Consumer Comeback Blog

Must-Know Facts for Closing a Credit Card Account

Written by Jeffrey Trull

close-credit-card-cutting-upDo you like scares when it comes to dealing with your credit? If so, just mention to others that you’re thinking about closing a credit card account, and you’ll get an earful of opinions saying you should never do this because it will only harm your credit.

But there are times when closing your credit is beneficial or even necessary, and while there’s the potential for a credit score downgrade, doing so won’t automatically result in damage.

Here’s the why, what will happen, and how for closing a credit card account.

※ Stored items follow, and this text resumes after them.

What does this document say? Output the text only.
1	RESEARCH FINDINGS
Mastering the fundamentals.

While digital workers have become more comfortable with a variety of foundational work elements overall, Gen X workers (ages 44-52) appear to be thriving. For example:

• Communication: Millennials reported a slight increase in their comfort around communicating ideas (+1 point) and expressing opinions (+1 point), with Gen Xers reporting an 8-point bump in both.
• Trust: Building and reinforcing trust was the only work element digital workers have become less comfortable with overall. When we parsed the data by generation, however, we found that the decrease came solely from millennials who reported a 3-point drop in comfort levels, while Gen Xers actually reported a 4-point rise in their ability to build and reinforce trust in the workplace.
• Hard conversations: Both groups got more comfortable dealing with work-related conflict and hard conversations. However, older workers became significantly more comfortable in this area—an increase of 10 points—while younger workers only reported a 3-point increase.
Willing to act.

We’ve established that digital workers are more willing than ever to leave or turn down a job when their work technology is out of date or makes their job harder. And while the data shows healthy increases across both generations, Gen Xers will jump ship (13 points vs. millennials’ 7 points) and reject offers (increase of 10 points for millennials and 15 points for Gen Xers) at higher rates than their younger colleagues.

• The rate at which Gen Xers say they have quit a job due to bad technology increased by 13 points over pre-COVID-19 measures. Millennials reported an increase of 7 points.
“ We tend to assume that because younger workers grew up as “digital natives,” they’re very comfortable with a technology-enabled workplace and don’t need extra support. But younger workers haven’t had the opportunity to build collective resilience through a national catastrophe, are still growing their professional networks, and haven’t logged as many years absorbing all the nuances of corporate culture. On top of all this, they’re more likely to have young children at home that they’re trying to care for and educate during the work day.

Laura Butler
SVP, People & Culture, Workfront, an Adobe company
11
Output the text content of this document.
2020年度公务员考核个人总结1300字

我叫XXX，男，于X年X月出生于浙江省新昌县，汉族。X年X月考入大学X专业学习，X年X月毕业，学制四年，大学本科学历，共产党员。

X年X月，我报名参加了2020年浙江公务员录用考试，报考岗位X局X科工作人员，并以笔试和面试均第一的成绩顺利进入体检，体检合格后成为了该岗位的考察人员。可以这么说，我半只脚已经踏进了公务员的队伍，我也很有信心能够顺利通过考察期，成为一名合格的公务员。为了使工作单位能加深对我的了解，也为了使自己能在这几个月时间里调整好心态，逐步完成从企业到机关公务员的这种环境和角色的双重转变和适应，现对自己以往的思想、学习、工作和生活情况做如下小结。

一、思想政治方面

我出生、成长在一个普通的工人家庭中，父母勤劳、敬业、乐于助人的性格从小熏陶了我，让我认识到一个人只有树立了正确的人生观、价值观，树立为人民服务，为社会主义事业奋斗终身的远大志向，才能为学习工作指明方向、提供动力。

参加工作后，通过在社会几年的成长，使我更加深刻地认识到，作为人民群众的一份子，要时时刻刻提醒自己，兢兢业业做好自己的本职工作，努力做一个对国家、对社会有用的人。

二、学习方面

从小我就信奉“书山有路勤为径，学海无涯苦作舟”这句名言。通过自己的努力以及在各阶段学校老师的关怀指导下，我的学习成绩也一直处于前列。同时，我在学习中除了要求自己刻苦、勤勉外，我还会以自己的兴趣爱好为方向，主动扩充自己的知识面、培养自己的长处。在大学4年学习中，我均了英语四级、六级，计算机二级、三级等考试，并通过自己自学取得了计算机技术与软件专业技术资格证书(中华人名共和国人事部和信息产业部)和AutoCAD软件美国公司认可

Why close credit card accounts?

There are a few situations when you may want or need to close a credit card. Some of those include the following.

Out-of-control spending

If spending on credit cards is forcing you into debt, closing your credit card may be a justifiable last resort against the risk of piling onto current balances. In this case, preventing more debt might be more important than worrying about damage to your credit score anyway.

You won’t be able to close a credit account with a balance still outstanding. Bring the balance down to zero first by paying it off or transferring to another card, and then consider closing the account to keep yourself from going back into debt again.

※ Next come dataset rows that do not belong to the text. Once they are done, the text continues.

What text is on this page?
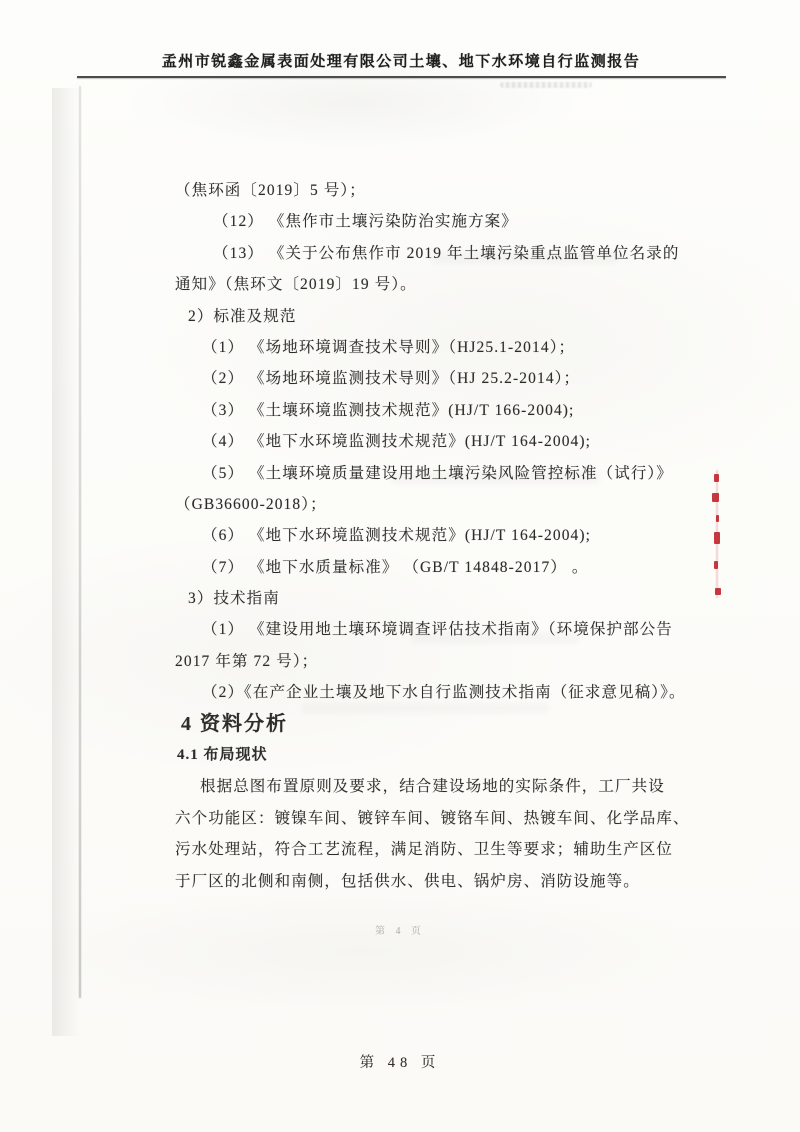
孟州市锐鑫金属表面处理有限公司土壤、地下水环境自行监测报告
（焦环函〔2019〕5 号）；
（12） 《焦作市土壤污染防治实施方案》
（13） 《关于公布焦作市 2019 年土壤污染重点监管单位名录的
通知》（焦环文〔2019〕19 号）。
2）标准及规范
（1） 《场地环境调查技术导则》（HJ25.1-2014）；
（2） 《场地环境监测技术导则》（HJ 25.2-2014）；
（3） 《土壤环境监测技术规范》(HJ/T 166-2004);
（4） 《地下水环境监测技术规范》(HJ/T 164-2004);
（5） 《土壤环境质量建设用地土壤污染风险管控标准（试行）》
（GB36600-2018）；
（6） 《地下水环境监测技术规范》(HJ/T 164-2004);
（7） 《地下水质量标准》 （GB/T 14848-2017） 。
3）技术指南
（1） 《建设用地土壤环境调查评估技术指南》（环境保护部公告
2017 年第 72 号）；
（2）《在产企业土壤及地下水自行监测技术指南（征求意见稿）》。
4 资料分析
4.1 布局现状
根据总图布置原则及要求，结合建设场地的实际条件，工厂共设
六个功能区：镀镍车间、镀锌车间、镀铬车间、热镀车间、化学品库、
污水处理站，符合工艺流程，满足消防、卫生等要求；辅助生产区位
于厂区的北侧和南侧，包括供水、供电、锅炉房、消防设施等。
第 4 页
第 48 页
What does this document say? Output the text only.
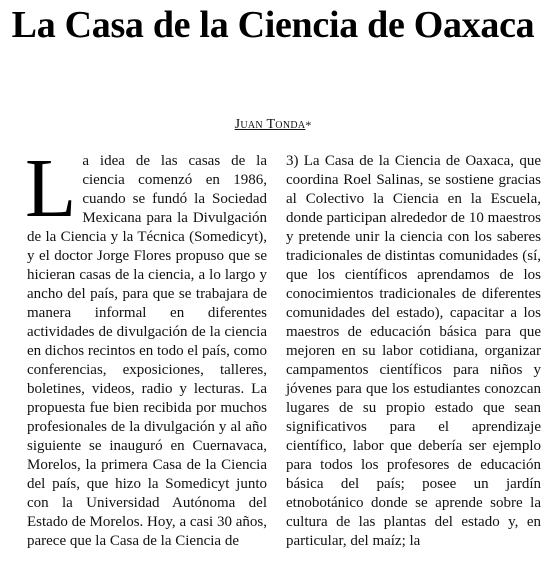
La Casa de la Ciencia de Oaxaca
Juan Tonda*
L a idea de las casas de la ciencia comenzó en 1986, cuando se fundó la Sociedad Mexicana para la Divulgación de la Ciencia y la Técnica (Somedicyt), y el doctor Jorge Flores propuso que se hicieran casas de la ciencia, a lo largo y ancho del país, para que se trabajara de manera informal en diferentes actividades de divulgación de la ciencia en dichos recintos en todo el país, como conferencias, exposiciones, talleres, boletines, videos, radio y lecturas. La propuesta fue bien recibida por muchos profesionales de la divulgación y al año siguiente se inauguró en Cuernavaca, Morelos, la primera Casa de la Ciencia del país, que hizo la Somedicyt junto con la Universidad Autónoma del Estado de Morelos. Hoy, a casi 30 años, parece que la Casa de la Ciencia de

3) La Casa de la Ciencia de Oaxaca, que coordina Roel Salinas, se sostiene gracias al Colectivo la Ciencia en la Escuela, donde participan alrededor de 10 maestros y pretende unir la ciencia con los saberes tradicionales de distintas comunidades (sí, que los científicos aprendamos de los conocimientos tradicionales de diferentes comunidades del estado), capacitar a los maestros de educación básica para que mejoren en su labor cotidiana, organizar campamentos científicos para niños y jóvenes para que los estudiantes conozcan lugares de su propio estado que sean significativos para el aprendizaje científico, labor que debería ser ejemplo para todos los profesores de educación básica del país; posee un jardín etnobotánico donde se aprende sobre la cultura de las plantas del estado y, en particular, del maíz; la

No longer want to pay a monthly fee

Some credit cards, especially those with higher-end rewards and benefits, charge an annual fee. These cards can be worth the added cost if you’re using benefits like airline lounge access or concierge service. If you’re not using the extras, you might want to cancel your account to avoid paying hefty fees just for holding onto the card.

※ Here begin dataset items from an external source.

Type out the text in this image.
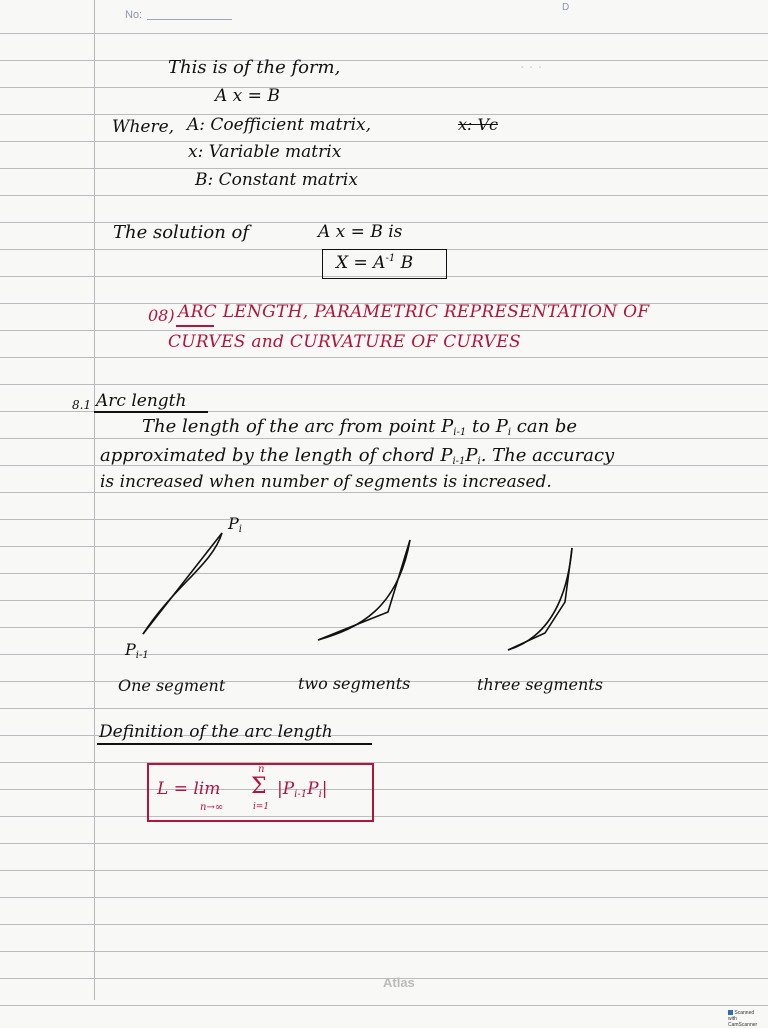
· · ·
No:
D
This is of the form,
A x = B
Where, A: Coefficient matrix,	x: Vc
x: Variable matrix
B: Constant matrix
The solution of	A x = B is
$X = A^{-1}$ B
08) ARC LENGTH, PARAMETRIC REPRESENTATION OF
CURVES and CURVATURE OF CURVES
8.1 Arc length
The length of the arc from point $P_{i-1}$ to $P_i$ can be
approximated by the length of chord $P_{i-1}P_i$. The accuracy
is increased when number of segments is increased.
$P_i$
$P_{i-1}$
One segment	two segments	three segments
Definition of the arc length
L = lim
n→∞
n
Σ
i=1
$|P_{i-1}P_i|$
Atlas
Scanned with CamScanner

Sometimes you might be able to get the annual fee waived or convert your annual fee card account to a different card with no yearly fee. If this is an option, you may be better than closing your account with the potential credit score hit.

Desire to obtain another card

Some credit card issuers limit the number of accounts you can have open or the available credit they’ll extend.

I was recently rejected by Chase for a new card since I already had a few open credit accounts with them. However, all I had to do was close one of the older cards to get approved for a new one that I preferred due to the better rewards.

While my credit score seemed to take a small hit from this decision, having the new card with more valuable rewards made more sense for me financially.

Too many cards to manage

Having many credit cards can just make managing your money harder, especially if you’re using many credit cards at once. While simply taking a few out of your wallet could solve this problem, closing an account may even further simplify the situation.

Increased identity theft threat

As long as your account is open, it’s possible that fraudulent charges can be made. Although you’re typically not liable for unauthorized charges made on a credit account, you’ll still have to spot them to have them removed.

If you’re at risk of identity theft or simply want to ease the chore of watching over all your cards, consider closing an account to make life easier.

If none of the above issues are a real concern of yours, you might not need or want to close your credit account at all. For example, if you simply don’t intend to use a certain credit card, it’s usually fine to leave the account open and file away your card. Doing this may be a better strategy than than closing that account since there will be less of a risk for lowering your credit score.

What will happen to your credit score

Closing a credit account will typically impact two areas related to how your credit score is calculated: credit utilization and length of your credit history.

Credit utilization

When you close accounts, you may actually increase your credit utilization percentage if you keep a balance on your other credit cards cards. While keeping a balance isn’t necessarily bad for your credit, having a credit utilization rate that’s too high can negatively affect your credit score. You can calculate your credit utilization, which accounts for approximately 30% of your credit score, by dividing your total credit available on revolving accounts by the total balance you have outstanding.

If you don’t carry a balance, it’s likely that closing accounts will have a lesser or no affect on the credit utilization portion of your credit score.

Length of credit history

Closing credit accounts, especially older ones, can affect the length of history portion of credit reports.

According to myFICO, your FICO Score takes into account “how long your credit accounts have been established, including the age of your oldest account, the age of your newest account and an average age of all your accounts.” While closing the oldest account now might not have an immediate impact, you can lose points on your credit score 10 years in the future when the average age of your credit slips because this older, established account is no longer found in your credit report.

How to correctly close an account

Canceling a credit account is quite easy, actually. It’s simply a matter of contacting your credit card issuer, which is usually done by telephone, and asking to close your account. Make sure your balance is entirely paid off before attempting to close an account.

The hardest part of canceling may be speaking with a credit card sales rep that might try to talk you into keeping your account open. It’s possible she’ll tell you why it’s a bad idea for you to close your account and will make other offers for you to stay. But if you’ve already made up your mind, just explain that you’ve decided to close it.

After this, it’s recommended that you send a written letter to confirm closure of the account. Many credit providers will send you their own confirmation by mail either automatically or with just a verbal request. Either way, you’ll want a record that the account has been closed in good standing by the cardholder.